9.15.2020 Childhood Immunization Status (CIS) Does the live attenuated influenza vaccine (LAIV) vaccination have to be given on the child’s second birthday?

Yes. The LAIV vaccination only counts if it is administered on the child’s second birthday. The minimum age for LAIV is 2 years, so vaccines given before that age do not meet criteria. You can view the recommendation guidelines on the CDC website (https://www.cdc.gov/vaccines/schedules/downloads/child/0-18yrs-child-combined-schedule.pdf).

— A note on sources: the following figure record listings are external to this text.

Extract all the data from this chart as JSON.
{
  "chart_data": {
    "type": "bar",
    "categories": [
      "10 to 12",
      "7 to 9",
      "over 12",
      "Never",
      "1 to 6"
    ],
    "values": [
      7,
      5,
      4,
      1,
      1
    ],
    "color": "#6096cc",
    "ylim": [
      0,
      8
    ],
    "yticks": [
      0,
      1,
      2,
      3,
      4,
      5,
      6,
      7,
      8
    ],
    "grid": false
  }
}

This applies to the following Programs and Years:
HEDIS MY 2020, 2021

9.15.2020 Controlling High Blood Pressure (CBP) and Comprehensive Diabetes Care (CDC) Do BP readings taken by the member need to meet the member-reported requirements included in General Guideline 39?

No. BPs taken by the member do not need to meet requirements for member-reported data described in General Guideline 39 (collected by a PCP or other specialist while taking the patient’s history). If the BP result is documented in the member’s medical record, it may be used to assess numerator criteria if the BP does not meet any exclusion criteria (bullets at the bottom of page 157 and 195 in HEDIS MY 2020 and MY 2021 Volume 2).